Keywords: T cell exhaustion; cancer; checkpoint blockade; chronic infections; immune checkpoints; immunotherapy.

Figure 1

T cell exhaustion: a hierarchical loss of T cell function. Naive T cells differentiate and proliferate into effector cells in response to antigenic challenge. Sustained antigen exposure and T cell receptor (TCR) signaling in response to viral growth or tumor development results in progressive loss of function and concomitant upregulation of multiple coinhibitory receptors by responding cells. Responding T cells either undergo activation-induced cell death (clonal deletion) or exhaustion resulting in compromised memory T cell generation. CTLA-4, cytotoxic T-lymphocyte-associated protein 4; IFN-γ, interferon-gamma; IL-2, interleukin-2; LAG-3, lymphocyte-associated gene 3; PD-1, programmed cell death 1; PD-L1, programmed cell death ligand 1; TIGIT, T cell immunoreceptor with immunoglobulin (Ig) and immunoreceptor tyrosine-based inhibitory motif (ITIM) domains; TIM-3, T cell immunoglobulin and mucin domain containing-3, TNF-α, tumor necrosis factor alpha; VISTA, V-domain Ig-containing suppressor of T cell activation.

Figure 2

The phenotype and function of exhausted T cells may be influenced by anatomical location. (A) Diagram depicting T cells in the periphery and lung tumor microenvironment. (B) Progressive exhaustion of T cells occurs with proximity to disease site. Table showing levels of cytokine expression, cytotoxicity, and number of coinhibitory receptors expressed by peripheral, tumor infiltrating and tissue resident T cells.

Figure 3

The onset and sustenance of T cell exhaustion is dependent on persistent antigenic stimulation. Diagram showing the T cell exhaustion gradient, which depends on sustained antigen exposure. The fate of chronically stimulated T cells is either partial or terminal exhaustion, which is associated with a stable chromatin landscape and altered metabolism. Partial-exhausted CD8⁺ T cells can be restored by checkpoint blockade, which leads to differentiation of the proliferative burst.

Figure 4

T cell exhaustion and restoration. This model depicting progressive exhaustion of CD8⁺ T cells during viral infection directly correlates with coexpression of immune checkpoints. Checkpoint blockade implemented by administration of monoclonal antibodies such as α-programmed cell death 1 (α-PD-1) and α-cytotoxic T lymphocyte antigen-4 (α-CTLA-4) restores the function of exhausted T cells.

Figure 5

Coinhibitory receptors may play specific roles in regulating exhausted T cell responses. Severity of exhaustion has been shown to directly correlate with coexpression of multiple coinhibitory receptors on T cells.
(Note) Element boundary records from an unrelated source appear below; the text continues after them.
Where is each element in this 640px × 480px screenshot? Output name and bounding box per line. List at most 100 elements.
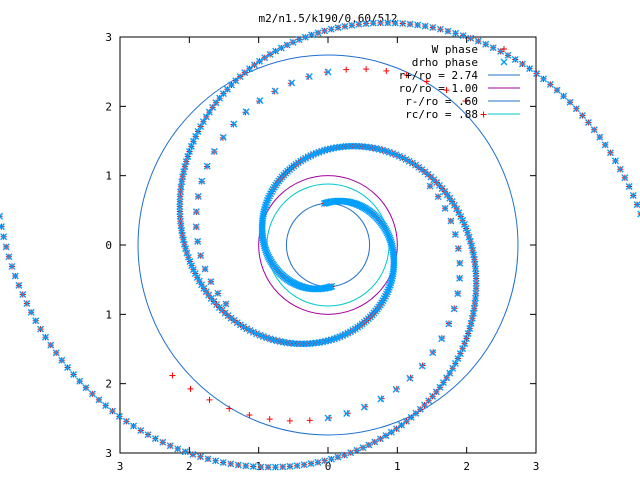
phase-points — [0, 19, 640, 471]
drho-phase-point — [289, 38, 297, 46]
drho-phase-point — [596, 133, 604, 141]
drho-phase-point — [464, 329, 472, 337]
x-tick-label: 3 — [117, 460, 124, 473]
drho-phase-point — [293, 462, 301, 470]
drho-phase-point — [540, 75, 548, 83]
circle-ro — [258, 175, 398, 315]
drho-phase-point — [452, 29, 460, 37]
drho-phase-point — [511, 56, 519, 64]
drho-phase-point — [578, 112, 586, 120]
drho-phase-point — [279, 463, 287, 471]
drho-phase-point — [421, 22, 429, 30]
drho-phase-point — [314, 29, 322, 37]
x-tick-label: 2 — [463, 460, 470, 473]
drho-phase-point — [457, 212, 465, 220]
w-phase-point — [363, 66, 370, 73]
drho-phase-point — [399, 19, 407, 27]
drho-phase-point — [436, 25, 444, 33]
drho-phase-point — [625, 183, 633, 191]
drho-phase-point — [181, 163, 189, 171]
drho-phase-point — [601, 141, 609, 149]
drho-phase-point — [414, 21, 422, 29]
drho-phase-point — [151, 435, 159, 443]
drho-phase-point — [246, 65, 254, 73]
y-tick-label: 1 — [105, 308, 112, 321]
drho-phase-point — [460, 220, 468, 228]
drho-phase-point — [243, 325, 251, 333]
w-phase-point — [637, 213, 640, 215]
w-phase-point — [246, 412, 253, 419]
drho-phase-point — [184, 253, 192, 261]
drho-phase-point — [180, 168, 188, 176]
drho-phase-point — [242, 462, 250, 470]
drho-phase-point — [371, 438, 379, 446]
drho-phase-point — [446, 194, 454, 202]
drho-phase-point — [340, 451, 348, 459]
legend-label: r-/ro = .60 — [405, 95, 478, 108]
drho-phase-point — [391, 19, 399, 27]
drho-phase-point — [301, 33, 309, 41]
drho-phase-point — [95, 396, 103, 404]
drho-phase-point — [429, 24, 437, 32]
drho-phase-point — [454, 355, 462, 363]
drho-phase-point — [533, 70, 541, 78]
w-phase-point — [443, 87, 450, 94]
drho-phase-point — [426, 182, 434, 190]
drho-phase-point — [402, 155, 410, 163]
drho-phase-point — [234, 461, 242, 469]
drho-phase-point — [461, 340, 469, 348]
drho-phase-point — [202, 113, 210, 121]
drho-phase-point — [450, 305, 458, 313]
drho-phase-point — [197, 252, 205, 260]
drho-phase-point — [186, 258, 194, 265]
drho-phase-point — [256, 97, 264, 105]
drho-phase-point — [387, 428, 395, 436]
drho-phase-point — [459, 32, 467, 40]
drho-phase-point — [449, 364, 457, 372]
circle-r+ — [137, 54, 519, 436]
drho-phase-point — [443, 374, 451, 382]
drho-phase-point — [362, 20, 370, 28]
drho-phase-point — [144, 431, 152, 439]
drho-phase-point — [453, 205, 461, 213]
drho-phase-point — [130, 422, 138, 430]
x-tick-label: 2 — [186, 460, 193, 473]
circle-r- — [285, 202, 371, 288]
drho-phase-point — [8, 262, 16, 270]
drho-phase-point — [456, 350, 464, 358]
drho-phase-point — [108, 407, 116, 415]
drho-phase-point — [305, 72, 313, 80]
y-tick-label: 3 — [105, 447, 112, 460]
drho-phase-point — [518, 60, 526, 68]
drho-phase-point — [606, 149, 614, 157]
drho-phase-point — [295, 36, 303, 44]
y-tick-label: 2 — [105, 100, 112, 113]
drho-phase-point — [236, 321, 244, 329]
drho-phase-point — [209, 103, 217, 111]
drho-phase-point — [222, 300, 230, 308]
drho-phase-point — [286, 462, 294, 470]
drho-phase-point — [459, 345, 467, 353]
drho-phase-point — [355, 20, 363, 28]
drho-phase-point — [633, 201, 640, 209]
chart-title: m2/n1.5/k190/0.60/512 — [258, 12, 397, 25]
drho-phase-point — [189, 450, 197, 458]
drho-phase-point — [438, 335, 446, 343]
drho-phase-point — [393, 425, 400, 433]
drho-phase-point — [402, 417, 410, 425]
drho-phase-point — [439, 379, 447, 387]
drho-phase-point — [343, 410, 351, 418]
legend-label: rc/ro = .88 — [405, 108, 478, 121]
drho-phase-point — [445, 320, 453, 328]
drho-phase-point — [0, 212, 4, 220]
drho-phase-point — [321, 27, 329, 35]
y-tick-label: 1 — [105, 170, 112, 183]
drho-phase-point — [456, 274, 464, 282]
drho-phase-point — [387, 279, 395, 287]
w-phase-point — [169, 372, 176, 379]
drho-phase-point — [489, 44, 497, 52]
drho-phase-point — [219, 133, 227, 141]
drho-phase-point — [195, 277, 203, 285]
drho-phase-point — [182, 158, 190, 166]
The diagram shows suggested roles of programmed cell death 1 (PD-1), T-cell immunoglobulin and mucin-domain containing-3 (TIM-3), lymphocyte activation gene 3 (LAG-3), cytotoxic T lymphocyte antigen-4 (CTLA-4), and T cell immunoreceptor with immunoglobulin and immunoreceptor tyrosine-based inhibitory motif domains (TIGIT) in contributing to T cell exhaustion, such as defective metabolism and cytotoxicity. The roles of other inhibitory receptors such as VISTA and 2B4 are yet to be identified. Coexpressed inhibitory receptors have been shown to synergize and increase the severity of T cell exhaustion. VISTA, V-domain immunoglobulin (Ig)-containing suppressor of T cell activation.